Testing predicting coding using MEG-based dynamic RSA

Poster Presentation: Tuesday, May 20, 2025, 8:30 am – 12:30 pm, Pavilion
Session: Temporal Processing: Neural mechanisms, models

Marisa Birk1 (), Annika Tesio1, Ingmar de Vries1,2, Moritz Wurm1; 1CIMeC - Center for Mind/Brain Sciences, University of Trento, Italy, 2Donders Institute, Radboud University, Nijmegen, The Netherlands

According to the theory of predictive coding, the brain constantly generates predictions about sensory input. These predictions are compared against the incoming signal, with accurate predictions suppressing expected bottom-up information. In this framework, stimuli that are more predictable lead to stronger predictive representations and more suppressed sensory input. By contrast, unpredictable stimuli result in weaker top-down predictions and stronger, less suppressed representation of the bottom-up input. Here, we tested these hypotheses using dynamic Representational Similarity Analysis (dRSA). This approach uses temporally variable models that capture the representational content of a dynamic event at each individual time point.

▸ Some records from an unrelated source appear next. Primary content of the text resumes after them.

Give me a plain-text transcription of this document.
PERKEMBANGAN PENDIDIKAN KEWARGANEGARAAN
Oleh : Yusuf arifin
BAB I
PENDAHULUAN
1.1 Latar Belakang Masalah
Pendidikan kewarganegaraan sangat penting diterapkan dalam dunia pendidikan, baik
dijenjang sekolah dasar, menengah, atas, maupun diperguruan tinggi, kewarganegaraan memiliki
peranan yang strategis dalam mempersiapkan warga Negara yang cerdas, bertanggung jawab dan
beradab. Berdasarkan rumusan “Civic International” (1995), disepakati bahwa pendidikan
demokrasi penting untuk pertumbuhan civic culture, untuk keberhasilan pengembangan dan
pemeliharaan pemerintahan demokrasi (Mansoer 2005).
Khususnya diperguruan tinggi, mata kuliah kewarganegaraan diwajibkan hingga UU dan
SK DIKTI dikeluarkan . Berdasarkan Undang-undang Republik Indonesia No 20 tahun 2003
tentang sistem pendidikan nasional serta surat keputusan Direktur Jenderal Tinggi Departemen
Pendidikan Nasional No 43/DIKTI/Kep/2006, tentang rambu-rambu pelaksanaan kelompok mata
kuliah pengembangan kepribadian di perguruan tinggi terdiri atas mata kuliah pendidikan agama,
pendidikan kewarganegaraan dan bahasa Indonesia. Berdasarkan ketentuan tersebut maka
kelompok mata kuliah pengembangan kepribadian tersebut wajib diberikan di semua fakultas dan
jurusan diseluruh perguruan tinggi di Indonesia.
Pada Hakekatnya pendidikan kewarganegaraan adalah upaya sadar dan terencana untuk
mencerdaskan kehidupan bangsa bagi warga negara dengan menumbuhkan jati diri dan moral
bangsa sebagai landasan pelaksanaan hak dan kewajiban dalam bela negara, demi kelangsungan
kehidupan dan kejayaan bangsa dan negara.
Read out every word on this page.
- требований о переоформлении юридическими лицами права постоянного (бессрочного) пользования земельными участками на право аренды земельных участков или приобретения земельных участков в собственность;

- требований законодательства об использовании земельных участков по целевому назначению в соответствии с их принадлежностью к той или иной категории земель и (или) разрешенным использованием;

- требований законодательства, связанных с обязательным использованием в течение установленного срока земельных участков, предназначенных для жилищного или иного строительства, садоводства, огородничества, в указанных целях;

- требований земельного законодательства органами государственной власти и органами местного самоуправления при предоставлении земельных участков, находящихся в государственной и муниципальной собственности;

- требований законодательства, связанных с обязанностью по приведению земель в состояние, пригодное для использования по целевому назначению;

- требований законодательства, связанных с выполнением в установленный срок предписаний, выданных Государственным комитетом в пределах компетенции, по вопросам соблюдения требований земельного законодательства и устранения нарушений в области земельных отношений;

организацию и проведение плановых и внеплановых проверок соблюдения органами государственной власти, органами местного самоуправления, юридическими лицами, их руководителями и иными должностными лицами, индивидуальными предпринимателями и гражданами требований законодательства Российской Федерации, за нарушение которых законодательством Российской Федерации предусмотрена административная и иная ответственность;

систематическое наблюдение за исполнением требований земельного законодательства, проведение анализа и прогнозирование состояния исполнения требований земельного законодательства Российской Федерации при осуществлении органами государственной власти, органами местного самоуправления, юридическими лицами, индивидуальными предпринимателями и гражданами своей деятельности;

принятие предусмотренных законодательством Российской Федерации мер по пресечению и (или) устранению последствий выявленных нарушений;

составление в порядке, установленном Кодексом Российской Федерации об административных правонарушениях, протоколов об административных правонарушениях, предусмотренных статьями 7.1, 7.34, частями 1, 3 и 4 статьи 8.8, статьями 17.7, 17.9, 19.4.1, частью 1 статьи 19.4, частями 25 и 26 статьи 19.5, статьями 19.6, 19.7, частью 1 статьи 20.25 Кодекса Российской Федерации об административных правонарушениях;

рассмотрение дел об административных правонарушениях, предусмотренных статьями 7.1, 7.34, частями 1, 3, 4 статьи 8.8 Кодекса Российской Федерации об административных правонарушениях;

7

This allows testing when the brain represents a stimulus at a given time point in relation to its real-time occurrence, i.e., in a predictive or lagged manner. This provides a means to disentangle top-down predictions and bottom-up sensory input. During magnetoencephalography (MEG), 22 participants watched videos of a moving dot. We manipulated the predictability of the dot’s trajectory by varying the probability that the dot would change its direction, creating four conditions that ranged from fully predictable to highly unpredictable. dRSA was applied to capture neural representations of the dot's position and movement direction. For all predictability levels, we found that dot position was represented with a consistent lag of 120 ms. By contrast, the dot’s direction was represented in both predictive (-1100 to -300 ms) and lagged (900 to 1700 ms) manners. Importantly, the strength of dRSA for both predictive and lagged representations systematically increased with higher predictability. Thus, while top-down predictions became more pronounced with increasing predictability, we did not observe a suppression of lagged (potentially bottom-up) representations, challenging a key assumption of predictive coding. Instead, our findings suggest that increased predictability sharpens the representation of bottom-up sensory input by enhancing the selectivity for relevant stimulus features.